SuperchargePerformance’s blocking ruleset is compiled at build time and shipped as static declarativeNetRequest rulesets inside the extension package. There are no list-update servers, no analytics endpoints, no crash reporting. chrome.storage.local stores suspension state and settings locally — nothing is synced to any cloud service. No account is required and no sign-in exists.

The MV3 architecture itself provides an additional structural constraint: declarativeNetRequest means Chrome handles the blocking, not the extension. The extension never sees page content. It submits rules to Chrome at install time, and Chrome applies them without the extension having access to the intercepted requests.

SuperchargeNavigation uses the same approach. Workspace and session data is stored in chrome.storage.local. There are no external requests, no account requirement, and no cloud dependency.

Both carry the Featured badge on the Chrome Web Store, meaning Google has reviewed them for policy compliance. The zero telemetry claim is verifiable via the network monitoring method above.

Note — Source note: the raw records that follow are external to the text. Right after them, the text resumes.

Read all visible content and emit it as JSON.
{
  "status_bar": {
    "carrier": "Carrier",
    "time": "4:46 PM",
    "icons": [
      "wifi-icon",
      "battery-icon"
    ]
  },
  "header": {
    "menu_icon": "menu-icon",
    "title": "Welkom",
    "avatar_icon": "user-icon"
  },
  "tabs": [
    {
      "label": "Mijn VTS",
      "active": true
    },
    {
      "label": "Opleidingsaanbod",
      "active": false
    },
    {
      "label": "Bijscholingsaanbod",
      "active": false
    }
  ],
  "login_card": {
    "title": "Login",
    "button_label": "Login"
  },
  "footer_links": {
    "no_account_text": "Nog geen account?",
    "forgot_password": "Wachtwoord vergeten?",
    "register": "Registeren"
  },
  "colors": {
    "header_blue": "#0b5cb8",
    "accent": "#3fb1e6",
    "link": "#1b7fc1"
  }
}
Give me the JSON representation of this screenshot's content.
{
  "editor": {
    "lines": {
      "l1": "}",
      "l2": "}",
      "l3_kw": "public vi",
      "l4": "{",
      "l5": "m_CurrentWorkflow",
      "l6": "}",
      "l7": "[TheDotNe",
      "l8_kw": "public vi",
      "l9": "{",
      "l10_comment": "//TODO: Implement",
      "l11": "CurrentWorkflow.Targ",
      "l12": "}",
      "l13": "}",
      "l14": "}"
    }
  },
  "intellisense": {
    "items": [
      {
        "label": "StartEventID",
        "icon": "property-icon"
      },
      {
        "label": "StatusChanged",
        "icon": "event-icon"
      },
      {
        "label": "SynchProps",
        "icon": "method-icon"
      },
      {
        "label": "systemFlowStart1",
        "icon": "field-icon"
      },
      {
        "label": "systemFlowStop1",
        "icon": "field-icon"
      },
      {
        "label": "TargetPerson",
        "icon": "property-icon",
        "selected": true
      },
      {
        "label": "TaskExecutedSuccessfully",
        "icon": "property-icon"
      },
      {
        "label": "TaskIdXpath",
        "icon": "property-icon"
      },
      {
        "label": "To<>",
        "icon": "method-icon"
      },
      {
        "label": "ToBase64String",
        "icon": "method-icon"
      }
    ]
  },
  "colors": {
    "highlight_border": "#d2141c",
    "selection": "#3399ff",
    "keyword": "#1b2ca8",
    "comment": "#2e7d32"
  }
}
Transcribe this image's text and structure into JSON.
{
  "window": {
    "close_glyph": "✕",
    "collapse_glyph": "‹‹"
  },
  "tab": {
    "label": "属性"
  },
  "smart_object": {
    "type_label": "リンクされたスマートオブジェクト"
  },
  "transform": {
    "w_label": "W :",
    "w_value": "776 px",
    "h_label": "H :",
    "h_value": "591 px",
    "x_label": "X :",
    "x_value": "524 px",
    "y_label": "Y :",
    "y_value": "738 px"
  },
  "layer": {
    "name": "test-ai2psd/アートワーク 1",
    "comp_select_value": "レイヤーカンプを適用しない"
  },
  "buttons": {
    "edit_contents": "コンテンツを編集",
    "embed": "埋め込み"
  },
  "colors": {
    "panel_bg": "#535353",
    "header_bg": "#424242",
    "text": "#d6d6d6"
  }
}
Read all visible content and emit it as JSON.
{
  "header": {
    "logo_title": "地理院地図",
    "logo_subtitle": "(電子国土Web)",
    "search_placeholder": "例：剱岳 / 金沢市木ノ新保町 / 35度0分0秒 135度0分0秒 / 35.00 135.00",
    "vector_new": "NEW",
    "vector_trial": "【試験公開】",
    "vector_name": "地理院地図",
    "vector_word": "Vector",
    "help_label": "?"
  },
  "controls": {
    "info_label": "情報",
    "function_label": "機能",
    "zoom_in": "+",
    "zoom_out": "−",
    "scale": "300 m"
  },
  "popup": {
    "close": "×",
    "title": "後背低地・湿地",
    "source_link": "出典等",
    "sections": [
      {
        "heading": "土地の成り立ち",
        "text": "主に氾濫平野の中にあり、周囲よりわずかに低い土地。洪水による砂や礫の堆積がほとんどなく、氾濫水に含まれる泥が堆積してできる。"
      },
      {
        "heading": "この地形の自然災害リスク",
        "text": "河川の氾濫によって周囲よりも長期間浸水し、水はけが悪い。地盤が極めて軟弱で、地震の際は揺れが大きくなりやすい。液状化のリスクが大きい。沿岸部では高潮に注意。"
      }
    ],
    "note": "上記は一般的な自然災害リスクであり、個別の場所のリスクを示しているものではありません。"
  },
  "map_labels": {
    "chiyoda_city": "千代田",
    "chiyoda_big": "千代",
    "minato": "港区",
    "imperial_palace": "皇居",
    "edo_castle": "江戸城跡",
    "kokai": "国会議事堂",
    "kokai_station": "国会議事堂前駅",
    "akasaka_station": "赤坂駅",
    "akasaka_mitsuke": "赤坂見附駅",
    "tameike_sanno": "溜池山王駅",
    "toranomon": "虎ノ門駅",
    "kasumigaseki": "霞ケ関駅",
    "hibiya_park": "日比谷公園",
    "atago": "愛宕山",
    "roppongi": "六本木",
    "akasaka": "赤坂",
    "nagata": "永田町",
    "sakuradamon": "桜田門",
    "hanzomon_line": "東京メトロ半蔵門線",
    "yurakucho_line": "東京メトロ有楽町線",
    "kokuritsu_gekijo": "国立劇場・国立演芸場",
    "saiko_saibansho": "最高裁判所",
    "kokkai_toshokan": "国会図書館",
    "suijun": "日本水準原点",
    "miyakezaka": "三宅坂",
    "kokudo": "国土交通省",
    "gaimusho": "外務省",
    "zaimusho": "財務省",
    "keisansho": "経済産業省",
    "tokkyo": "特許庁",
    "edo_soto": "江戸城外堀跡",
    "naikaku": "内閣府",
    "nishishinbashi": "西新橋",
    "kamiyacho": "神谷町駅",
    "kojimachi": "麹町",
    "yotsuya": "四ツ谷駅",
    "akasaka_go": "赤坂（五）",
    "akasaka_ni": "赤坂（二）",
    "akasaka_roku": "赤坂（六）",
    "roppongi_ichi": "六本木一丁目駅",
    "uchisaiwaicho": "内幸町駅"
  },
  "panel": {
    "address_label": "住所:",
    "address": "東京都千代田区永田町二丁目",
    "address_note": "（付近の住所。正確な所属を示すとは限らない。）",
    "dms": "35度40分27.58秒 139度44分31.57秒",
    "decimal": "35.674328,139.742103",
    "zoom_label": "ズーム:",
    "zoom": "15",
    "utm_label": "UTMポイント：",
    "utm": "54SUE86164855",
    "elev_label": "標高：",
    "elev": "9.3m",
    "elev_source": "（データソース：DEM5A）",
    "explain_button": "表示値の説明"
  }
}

These are not the only safe extensions. There are many privacy-respecting extensions that use telemetry responsibly or make minimal external requests for legitimate reasons. The point is that architectural verification is possible — you don’t have to trust claims, you can check.

What to Do About Extensions Already Installed

If you want to audit what your current extensions are doing, the process is straightforward.

Go to chrome://extensions and enable Developer Mode. For each extension you’re uncertain about, click “service worker” (or “background page”) to open its DevTools. Leave the Network tab open while you browse normally. Any outbound request will appear there.

For extensions that request broad host permissions but don’t seem to need them for their stated function, check whether there’s a privacy policy that justifies the access. If there isn’t, or if the privacy policy discloses data sharing with third parties, that’s a reasonable basis for removal.

Ownership changes are harder to track. The Chrome Web Store doesn’t notify users when an extension changes hands. The most reliable signal is an update that changes the extension’s behavior in an unexpected way — which is a reasonable trigger to re-examine the permissions and run the network audit.

The 2026 incidents are not outliers. They follow a pattern that has repeated across several years. The Chrome Web Store review process catches some malicious extensions proactively and removes others after reports. Neither approach eliminates the risk. The most reliable protection is understanding what you’ve installed and what access you’ve granted.

Frequently Asked Questions

How do I check if a Chrome extension is safe?
Check the permissions it requests during install, read the privacy policy for data collection disclosures, verify the developer identity on the Chrome Web Store listing, and look for the Featured badge — Google reviews Featured extensions for policy compliance.
Do ad blockers collect browsing data?
Some do. Several popular ad blockers and VPN extensions have been caught collecting and selling browsing data. Extensions that process everything locally and make zero outbound network requests — like SuperchargePerformance — cannot collect data by design.
What does zero telemetry mean?
Zero telemetry means the extension makes no outbound network requests. No analytics, no crash reports, no usage tracking, no data sent to any server. All processing happens locally in your browser. This is verifiable by monitoring the extension's network activity in Chrome DevTools.